DIY aside, thankfully January also brings the beginning of Spring Watch at Thompson Towers. No sooner have the decorations been wedged back in the attic for another year than I begin to get the twitch. Early exploration of the garden just after Christmas reveals the beginnings of new life amongst the deadness. The bulbs I planted in October are pressing through the soil in earnest and are gratifyingly spotted in places I had forgotten I had planted them.
The chief of all of these is the snowdrop. Appropriately called “Galanthus” or milk flower, its starry blooms brighten up the darkest forgotten corners of the garden and remind us of the joys to come as spring steadily advances. For such a diminutive flower it inspires great passion. Surprisingly, it is not native to the UK. Earliest records of its cultivation are from the 1770s. Just under a hundred years later, at the height of the Crimean War in 1855, Snowdrops began to carpet the ground and revived the spirits of the troops who were at the point of collapse after struggling to survive a freezing cold winter with insufficient food or warm clothing. Thus, just as the poppy became a powerful symbol during the First Word War, the Snowdrop became an emblem for the earlier conflict. Many specimens were brought back by soldiers fighting around Sevastopol at the time and the flower began to known as the “Star of Hope”. The 1880s marked the beginning in earnest of the collection and swapping of tips and information regarding the species amongst plantsmen and women who began to be known as galanthophiles.
The gardening world is full of such passionate collectors and breeders of particular varieties, the all-consuming pursuit of which soon becomes their life-long mission.
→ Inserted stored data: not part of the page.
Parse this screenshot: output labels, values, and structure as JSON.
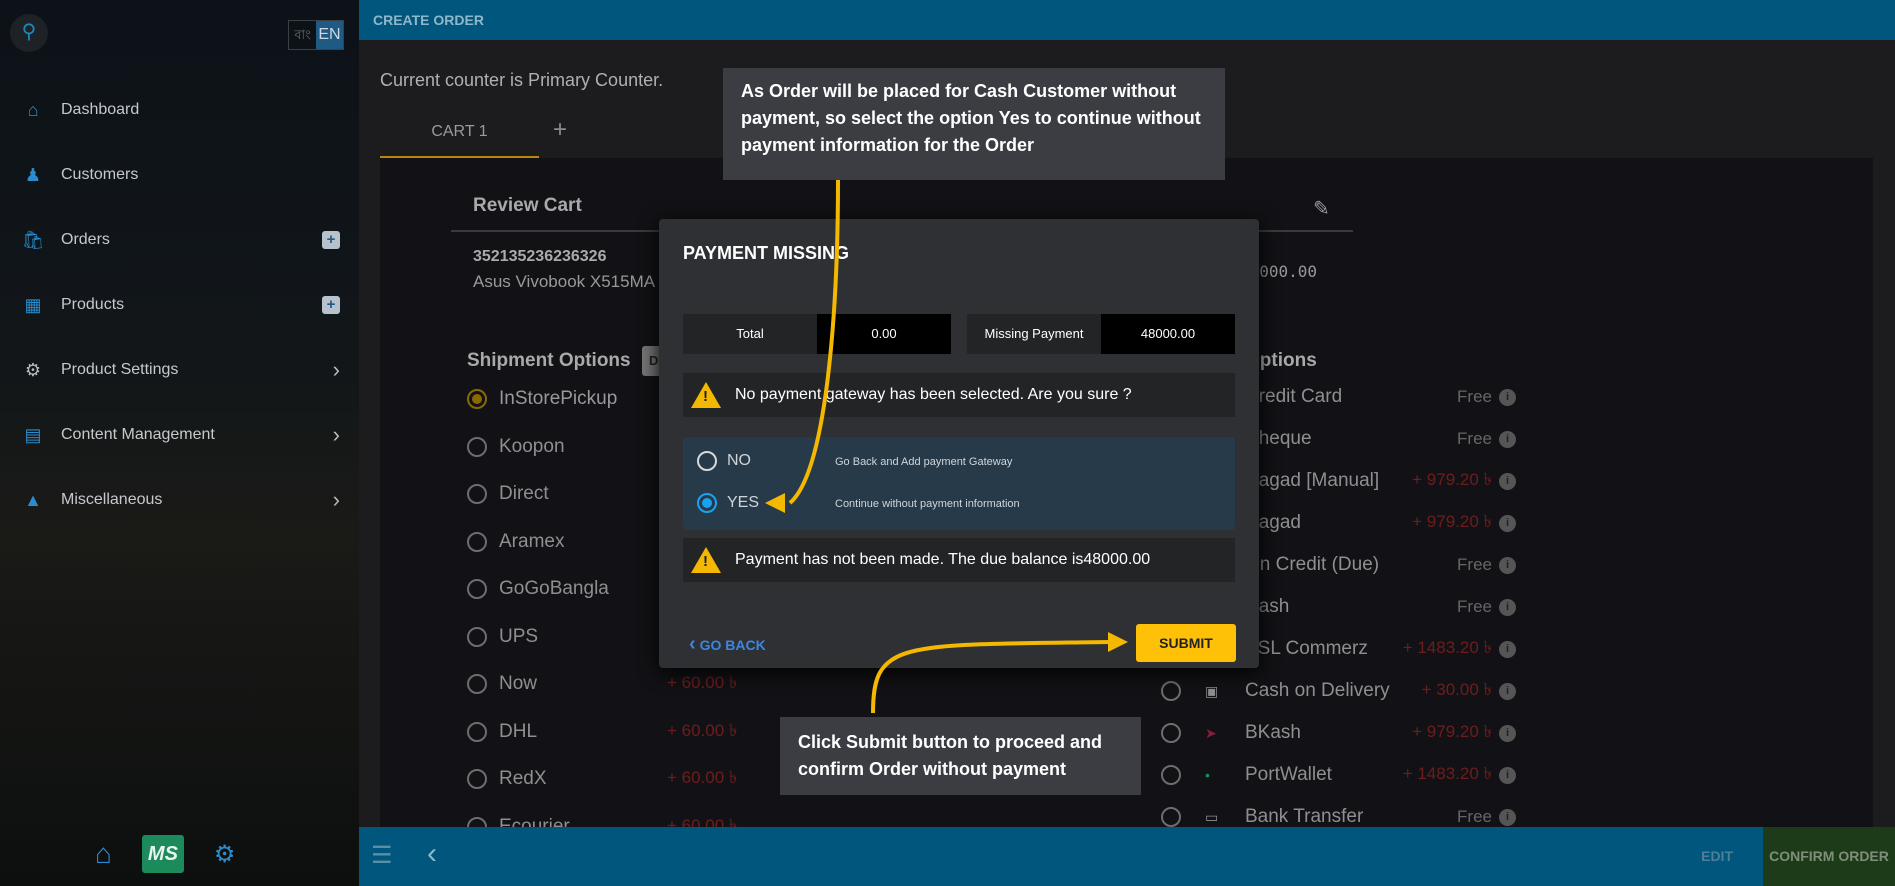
{
  "sidebar": {
    "lang_bn": "বাং",
    "lang_en": "EN",
    "items": [
      {
        "label": "Dashboard",
        "icon": "home-icon"
      },
      {
        "label": "Customers",
        "icon": "users-icon"
      },
      {
        "label": "Orders",
        "icon": "shopping-bag-icon"
      },
      {
        "label": "Products",
        "icon": "boxes-icon"
      },
      {
        "label": "Product Settings",
        "icon": "gear-icon"
      },
      {
        "label": "Content Management",
        "icon": "document-icon"
      },
      {
        "label": "Miscellaneous",
        "icon": "shapes-icon"
      }
    ],
    "ms_logo": "MS"
  },
  "header": {
    "title": "CREATE ORDER"
  },
  "main": {
    "counter": "Current counter is Primary Counter.",
    "tab": "CART 1",
    "tab_add": "+",
    "review_title": "Review Cart",
    "product_code": "352135236236326",
    "product_name": "Asus Vivobook X515MA",
    "product_price": "48000.00",
    "shipment_title": "Shipment Options",
    "shipment_badge": "D",
    "shipments": [
      {
        "label": "InStorePickup",
        "price": "",
        "selected": true
      },
      {
        "label": "Koopon",
        "price": ""
      },
      {
        "label": "Direct",
        "price": ""
      },
      {
        "label": "Aramex",
        "price": ""
      },
      {
        "label": "GoGoBangla",
        "price": ""
      },
      {
        "label": "UPS",
        "price": ""
      },
      {
        "label": "Now",
        "price": "+ 60.00 ৳"
      },
      {
        "label": "DHL",
        "price": "+ 60.00 ৳"
      },
      {
        "label": "RedX",
        "price": "+ 60.00 ৳"
      },
      {
        "label": "Ecourier",
        "price": "+ 60.00 ৳"
      }
    ],
    "payment_title": "Options",
    "payments": [
      {
        "label": "Credit Card",
        "price": "Free"
      },
      {
        "label": "Cheque",
        "price": "Free"
      },
      {
        "label": "Nagad [Manual]",
        "price": "+ 979.20 ৳"
      },
      {
        "label": "Nagad",
        "price": "+ 979.20 ৳"
      },
      {
        "label": "On Credit (Due)",
        "price": "Free"
      },
      {
        "label": "Cash",
        "price": "Free"
      },
      {
        "label": "SSL Commerz",
        "price": "+ 1483.20 ৳"
      },
      {
        "label": "Cash on Delivery",
        "price": "+ 30.00 ৳"
      },
      {
        "label": "BKash",
        "price": "+ 979.20 ৳"
      },
      {
        "label": "PortWallet",
        "price": "+ 1483.20 ৳"
      },
      {
        "label": "Bank Transfer",
        "price": "Free"
      }
    ]
  },
  "modal": {
    "title": "PAYMENT MISSING",
    "total_label": "Total",
    "total_value": "0.00",
    "missing_label": "Missing Payment",
    "missing_value": "48000.00",
    "warning1": "No payment gateway has been selected. Are you sure ?",
    "no_label": "NO",
    "no_desc": "Go Back and Add payment Gateway",
    "yes_label": "YES",
    "yes_desc": "Continue without payment information",
    "selected": "YES",
    "warning2": "Payment has not been made. The due balance is48000.00",
    "go_back": "GO BACK",
    "submit": "SUBMIT"
  },
  "callouts": {
    "top": "As Order will be placed for Cash Customer without payment, so select the option Yes to continue without payment information for the Order",
    "bottom": "Click Submit button to proceed and confirm Order without payment"
  },
  "footer": {
    "edit": "EDIT",
    "confirm": "CONFIRM ORDER"
  },
  "colors": {
    "accent": "#ffc107",
    "topbar": "#00567c",
    "radio_selected": "#17a3ef"
  }
}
In December 2018 we lost one of these great pioneers, and like Ingvar Kamprad, he was another nonagenarian. Anyone who loves to garden will know the name David Austin: a badge of quality in the world of roses. I have plenty of passion, for what is in fact my favourite flower, but not very much real skill and so I have always appreciated the fact that his do not immediately succumb to some mysterious blight and promptly shrivel up and pop their clogs within three weeks of planting. They seem to survive despite of, rather than because of, my ministrations.
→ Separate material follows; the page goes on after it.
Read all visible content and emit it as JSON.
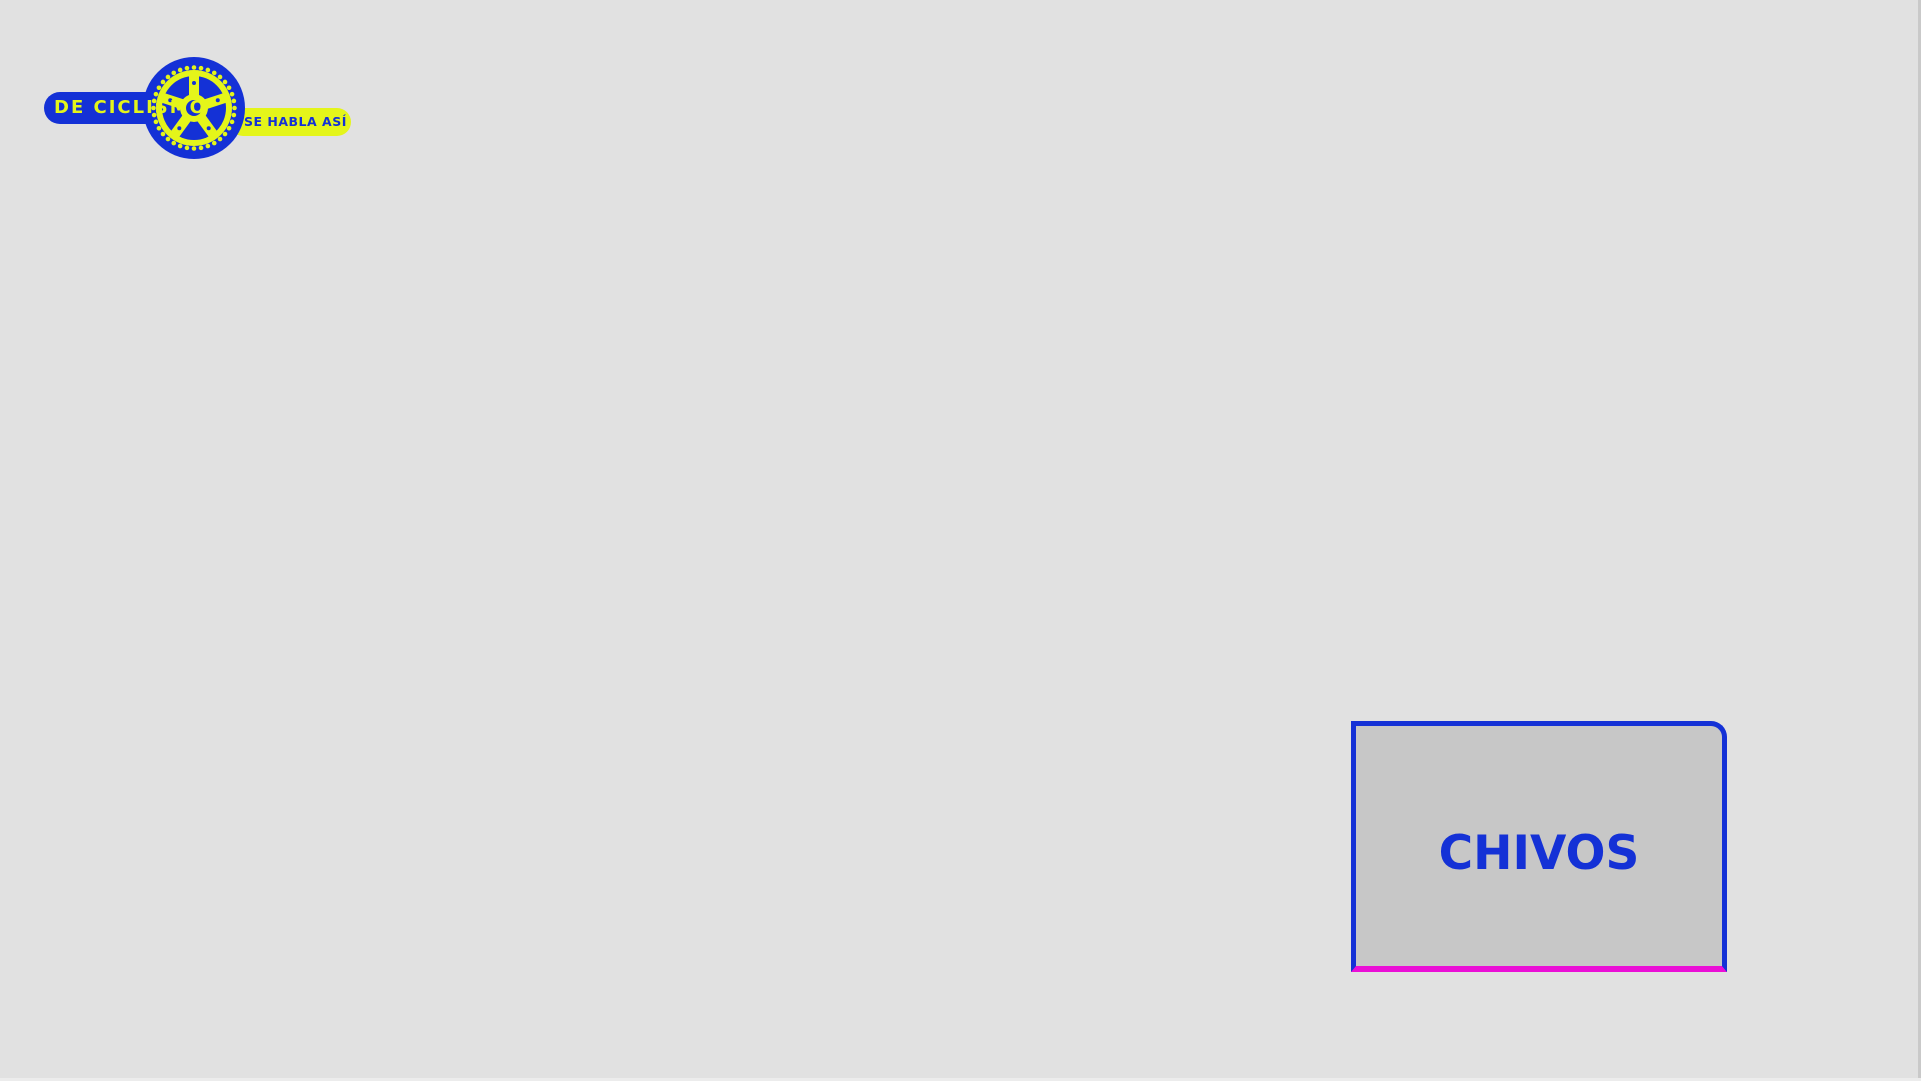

David Austin’s company introduced over 190 new rose cultivars during his 50 years in the business and this won him international acclaim for his contribution to horticulture. He died in December 2018 aged 92. In the days following his death his family, who now continue to run the business in his name, were overwhelmed by the thousands of tributes, from rose-lovers both near and far, that quickly and unexpectedly flooded their social media pages. These comments were full of love and appreciation for the man and his work, and many included pictures of beloved Austin Roses flourishing in the contributor’s own gardens in every corner of the world. It turned out, that in the world of horticulture, David Austin was an absolute rock star.
Gertrude Jekyll said, “The love of gardening is a seed once sown that never dies.” My own plot is small but that fact couldn’t be more irrelevant. Gardening is not about quantity. It is not about acquisition. It is about sinking your hands into the earth, it is about the privilege of watching nature up close, it is about observing the seasons slipping from one into the other. It is noticing the shortening of the shadows as the sun climbs high in the sky until its very zenith in the height of mid-summer and then watching it beginning to fall back down through the trees in the golden days of autumn. It is about dumping all your anxieties and concerns in a forgotten heap on the back doorstep at the exact moment you edge into your wellies and step out into your own little kingdom, trowel in hand.
It is about taking part in something much much bigger than you, something forgiving and eternal, something made new each and every spring, something uniquely able to help heal your soul in your most broken times. David Austin knew it. I know it. And at the beginning of a whole new year of gardening I hope 2019 is the year you begin to know it too. Happy New Year!